All your files are backed up and all prior versions are preserved. So if you delete something or even just save a bad change you can restore a file in a few clicks via the web interface.
When renaming a file in dropbox, dropbox considers it to be deleting the old file nad creating the new one. Your old file revisions will only be available in the Deleted Files section on the web interface.
The Dropbox client software silently updates itself as soon as an update is available.

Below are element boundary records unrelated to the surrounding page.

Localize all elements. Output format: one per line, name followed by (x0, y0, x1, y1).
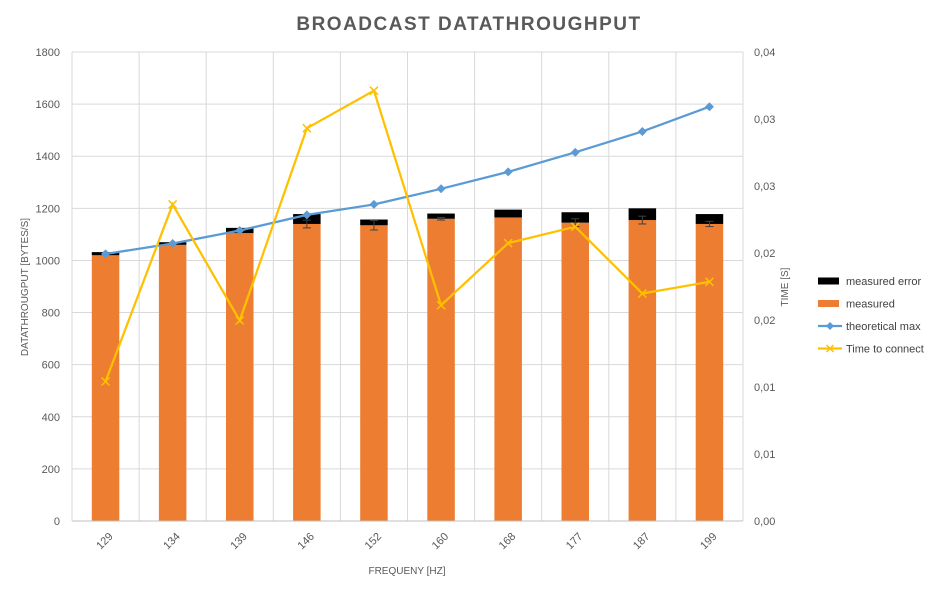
legend-swatch (818, 300, 839, 307)
marker-time-to-connect (436, 300, 446, 310)
y-tick-label: 400 (42, 412, 60, 424)
x-tick-label: 139 (228, 531, 249, 552)
legend-label: Time to connect (846, 344, 924, 356)
line-layer (101, 86, 714, 387)
y2-tick-label: 0,01 (754, 382, 775, 394)
bar-measured-error (561, 212, 590, 223)
marker-theoretical-max (637, 126, 647, 136)
x-tick-label: 134 (161, 531, 182, 552)
y-tick-label: 600 (42, 360, 60, 372)
y-axis-label: DATATHROUGPUT [BYTES/S] (20, 218, 31, 356)
legend: measured error measured theoretical max Tim… (818, 276, 924, 356)
y2-tick-label: 0,04 (754, 47, 775, 59)
marker-theoretical-max (570, 147, 580, 157)
y-tick-label: 1600 (36, 99, 60, 111)
x-tick-label: 160 (430, 531, 451, 552)
marker-time-to-connect (570, 222, 580, 232)
legend-label: theoretical max (846, 321, 921, 333)
marker-theoretical-max (302, 210, 312, 220)
marker-time-to-connect (369, 86, 379, 96)
x-tick-label: 152 (363, 531, 384, 552)
y2-tick-label: 0,03 (754, 114, 775, 126)
y2-axis-label: TIME [S] (780, 267, 791, 306)
legend-item: measured (818, 299, 895, 311)
bar-measured (427, 218, 455, 521)
x-tick-label: 129 (94, 531, 115, 552)
y-tick-label: 1000 (36, 255, 60, 267)
chart-title: BROADCAST DATATHROUGHPUT (296, 14, 641, 35)
error-bar (302, 219, 311, 229)
x-tick-label: 187 (631, 531, 652, 552)
bar-measured (225, 233, 254, 521)
y-tick-label: 1200 (36, 203, 60, 215)
x-tick-label: 199 (698, 531, 719, 552)
marker-time-to-connect (168, 199, 178, 209)
marker-time-to-connect (503, 238, 513, 248)
y2-tick-label: 0,02 (754, 315, 775, 327)
marker-theoretical-max (369, 199, 379, 209)
y-tick-label: 1400 (36, 151, 60, 163)
y2-tick-label: 0,03 (754, 181, 775, 193)
marker-time-to-connect (235, 315, 245, 326)
marker-time-to-connect (637, 289, 647, 299)
bar-measured-error (695, 214, 724, 224)
y2-tick-label: 0,02 (754, 248, 775, 260)
marker-theoretical-max (503, 167, 513, 177)
error-bar (705, 220, 714, 228)
bar-measured-error (628, 208, 657, 221)
bar-measured-error (494, 209, 522, 218)
marker-time-to-connect (704, 277, 714, 287)
bar-measured (494, 217, 522, 522)
legend-label: measured error (846, 276, 922, 288)
x-tick-label: 177 (564, 531, 585, 552)
legend-item: Time to connect (818, 344, 924, 356)
marker-theoretical-max (168, 239, 178, 249)
bar-measured (561, 222, 590, 522)
error-bar (369, 220, 378, 231)
legend-item: theoretical max (818, 321, 921, 333)
legend-label: measured (846, 299, 895, 311)
bar-layer (91, 208, 724, 522)
bar-measured (158, 244, 187, 522)
y-tick-label: 800 (42, 308, 60, 320)
error-bar (638, 215, 647, 225)
y-tick-label: 200 (42, 464, 60, 476)
y2-tick-label: 0,00 (754, 516, 775, 528)
y-tick-label: 1800 (36, 47, 60, 59)
legend-item: measured error (818, 276, 922, 288)
x-tick-label: 168 (497, 531, 518, 552)
x-tick-label: 146 (296, 531, 317, 552)
bar-measured (628, 220, 657, 521)
bar-measured-error (427, 213, 455, 219)
bar-measured (293, 223, 321, 521)
legend-swatch (818, 277, 839, 285)
bar-measured (91, 255, 120, 521)
marker-theoretical-max (235, 225, 245, 235)
marker-time-to-connect (101, 376, 111, 387)
line-time-to-connect (104, 89, 710, 382)
marker-theoretical-max (436, 184, 446, 194)
error-bar-layer (302, 215, 714, 231)
y2-tick-label: 0,01 (754, 449, 775, 461)
y-tick-label: 0 (54, 516, 60, 528)
bar-measured (695, 223, 724, 521)
x-axis-label: FREQUENY [HZ] (368, 566, 445, 577)
marker-theoretical-max (704, 102, 714, 112)
error-bar (437, 216, 446, 221)
bar-measured (360, 225, 388, 521)
marker-theoretical-max (101, 249, 111, 259)
marker-time-to-connect (302, 123, 312, 133)
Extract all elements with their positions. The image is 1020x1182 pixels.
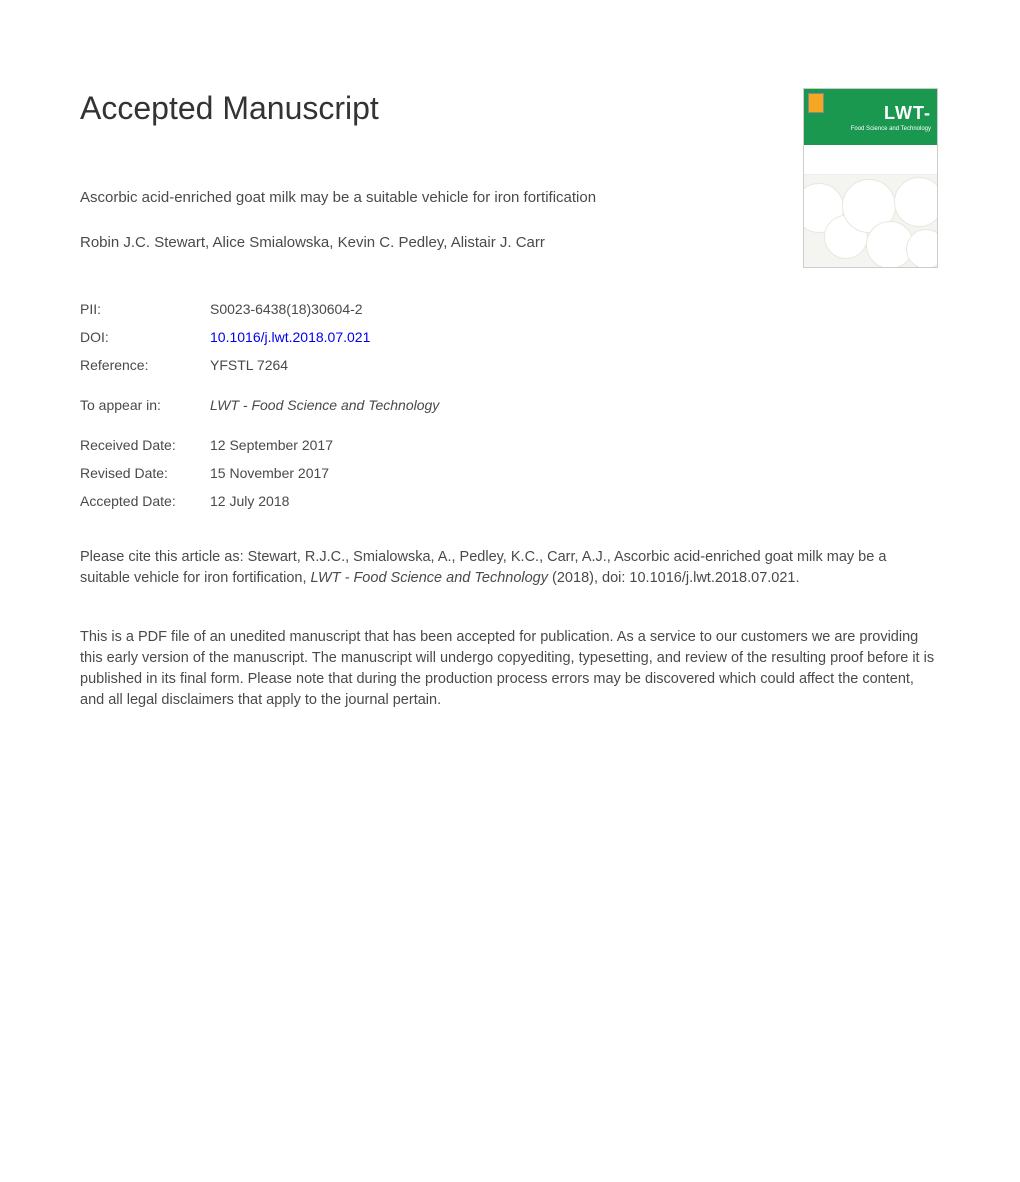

Windows Live FolderShare & Sky Drive
Microsoft had released the beta version of Windows Live FolderShare. This helps keep files and folders across multiple computers (PC or Mac) that is connected to the Internet in sync with each other. The maximum size of individual files should not exceed 2 GB, and you can keep any number of files synced any time. In order for thsi to work, the client must be installed on every computer and connected to Internet for syncing. There is no online storage or backup for this service.
Windows Live SkyDrive stores your files online up to 5GB via the web browser. It is available from any computer with Internet access and a browser. You can create personal, shared, and public folders, rename them, or change who has access.
Dropbox is a combination of the FolderShare and Sky Drive features. If the FolderShare use the SkyDrive storage space as the online backup, this would perform great.